Thomas’ friends had talked about holding a golf tournament in his memory in the two years after he passed, and this time they decided to do it.
Corrao has been the leader for the group, but she is quick to spread the credit.
“Ryan’s dad, Jack, has been a big help, and Wade Millett, who played with Ryan at USM, and Danielle Pinkerton,” said Corrao. Others have also volunteered, helping spread out the workload.
The tournament is a scramble format. Registration starts at 11:30 a.m. followed by a 12:30 p.m. shotgun start and a 5:30 awards presentation, followed by dinner. Many items have been donated, including some by the New England Patriots, Boston Red Sox and Boston Celtics.
The entry fee is $100 per person, $400 for a foursome, and signing up can be done online at www.RyanJThomas.com or by mailing the entry to Ryan J. Thomas Memorial Fund, 47 Colonial Road, Westbrook, ME 04092. The deadline for entries is Wednesday night.

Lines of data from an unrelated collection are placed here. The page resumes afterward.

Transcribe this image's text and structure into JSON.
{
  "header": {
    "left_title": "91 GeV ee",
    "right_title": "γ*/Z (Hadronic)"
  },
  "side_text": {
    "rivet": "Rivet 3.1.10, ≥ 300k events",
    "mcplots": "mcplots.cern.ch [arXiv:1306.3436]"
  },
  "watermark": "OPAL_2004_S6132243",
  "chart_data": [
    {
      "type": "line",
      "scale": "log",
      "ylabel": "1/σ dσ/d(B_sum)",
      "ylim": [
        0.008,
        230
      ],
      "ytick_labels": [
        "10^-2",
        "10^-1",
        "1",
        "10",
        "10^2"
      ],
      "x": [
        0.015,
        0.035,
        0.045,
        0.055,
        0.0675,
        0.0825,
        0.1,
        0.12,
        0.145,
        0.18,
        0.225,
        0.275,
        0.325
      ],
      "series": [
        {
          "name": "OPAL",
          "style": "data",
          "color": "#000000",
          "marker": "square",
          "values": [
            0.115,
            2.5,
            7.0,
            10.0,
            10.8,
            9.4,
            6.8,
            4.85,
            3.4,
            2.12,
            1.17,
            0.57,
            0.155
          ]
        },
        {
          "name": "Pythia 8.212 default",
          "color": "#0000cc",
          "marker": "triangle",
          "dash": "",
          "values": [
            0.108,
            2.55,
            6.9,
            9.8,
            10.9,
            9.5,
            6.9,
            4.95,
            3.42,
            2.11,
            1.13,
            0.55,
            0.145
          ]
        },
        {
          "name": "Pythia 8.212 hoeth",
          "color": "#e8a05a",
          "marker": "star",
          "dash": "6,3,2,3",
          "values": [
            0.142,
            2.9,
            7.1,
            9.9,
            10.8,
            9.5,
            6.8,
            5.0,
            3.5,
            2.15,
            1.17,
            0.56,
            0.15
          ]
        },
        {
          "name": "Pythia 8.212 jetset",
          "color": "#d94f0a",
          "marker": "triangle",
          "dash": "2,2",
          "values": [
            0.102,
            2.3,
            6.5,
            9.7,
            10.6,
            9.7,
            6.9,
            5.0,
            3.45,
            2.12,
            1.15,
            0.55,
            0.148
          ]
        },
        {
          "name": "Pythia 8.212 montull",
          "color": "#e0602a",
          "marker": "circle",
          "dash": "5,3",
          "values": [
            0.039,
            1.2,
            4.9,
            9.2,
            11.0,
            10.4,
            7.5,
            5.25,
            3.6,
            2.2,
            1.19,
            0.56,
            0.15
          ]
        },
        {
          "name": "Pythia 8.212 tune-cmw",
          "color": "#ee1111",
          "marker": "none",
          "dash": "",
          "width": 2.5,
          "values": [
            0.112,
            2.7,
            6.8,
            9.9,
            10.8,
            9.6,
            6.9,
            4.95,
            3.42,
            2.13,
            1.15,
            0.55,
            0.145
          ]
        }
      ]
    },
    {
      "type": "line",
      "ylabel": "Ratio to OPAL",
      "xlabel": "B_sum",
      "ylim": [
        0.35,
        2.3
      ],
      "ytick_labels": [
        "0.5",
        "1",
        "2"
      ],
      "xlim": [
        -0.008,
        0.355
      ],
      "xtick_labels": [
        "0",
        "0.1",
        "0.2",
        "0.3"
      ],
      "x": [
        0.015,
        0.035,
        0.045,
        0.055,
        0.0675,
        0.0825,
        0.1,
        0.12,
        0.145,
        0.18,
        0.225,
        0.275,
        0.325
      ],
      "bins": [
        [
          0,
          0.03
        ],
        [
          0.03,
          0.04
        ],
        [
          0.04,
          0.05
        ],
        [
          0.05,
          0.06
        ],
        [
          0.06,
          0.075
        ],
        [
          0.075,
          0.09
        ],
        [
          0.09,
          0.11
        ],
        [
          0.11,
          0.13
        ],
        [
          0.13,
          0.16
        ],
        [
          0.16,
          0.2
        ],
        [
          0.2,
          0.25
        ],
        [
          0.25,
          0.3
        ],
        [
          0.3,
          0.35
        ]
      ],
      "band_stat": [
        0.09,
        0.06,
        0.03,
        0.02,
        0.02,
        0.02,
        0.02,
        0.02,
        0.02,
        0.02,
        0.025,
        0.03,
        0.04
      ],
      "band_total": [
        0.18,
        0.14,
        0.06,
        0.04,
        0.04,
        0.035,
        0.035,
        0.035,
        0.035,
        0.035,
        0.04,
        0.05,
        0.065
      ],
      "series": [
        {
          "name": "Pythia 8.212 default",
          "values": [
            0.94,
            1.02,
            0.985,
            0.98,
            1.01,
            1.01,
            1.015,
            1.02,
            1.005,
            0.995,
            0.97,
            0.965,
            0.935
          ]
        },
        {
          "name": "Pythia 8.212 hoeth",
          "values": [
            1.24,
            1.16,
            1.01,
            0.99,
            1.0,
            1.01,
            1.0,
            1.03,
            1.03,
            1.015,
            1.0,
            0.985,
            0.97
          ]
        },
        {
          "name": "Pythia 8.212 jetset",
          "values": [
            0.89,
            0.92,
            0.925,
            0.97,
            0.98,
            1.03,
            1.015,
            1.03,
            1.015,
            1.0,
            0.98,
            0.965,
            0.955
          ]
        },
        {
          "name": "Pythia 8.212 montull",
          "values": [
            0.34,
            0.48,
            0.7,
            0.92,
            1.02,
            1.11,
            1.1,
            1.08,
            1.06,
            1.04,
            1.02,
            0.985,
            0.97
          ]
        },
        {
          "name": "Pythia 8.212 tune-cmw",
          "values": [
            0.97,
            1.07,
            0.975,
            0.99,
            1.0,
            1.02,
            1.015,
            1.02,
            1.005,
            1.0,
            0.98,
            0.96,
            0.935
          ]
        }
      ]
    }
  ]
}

They have 105 players, so far, with room for 144, according to Corrao. She thinks it may be possible to fill the field, but even if they don’t, she thinks they’re off to a good start.
“Hopefully, we’ll have a good push (in the next few days), but even if we don’t get to 144, if we get to 120, we’re pretty impressed with it,” she said.
“He was a great young man, and hopefully this (tournament) will go on for a very long time,” said Sinclair.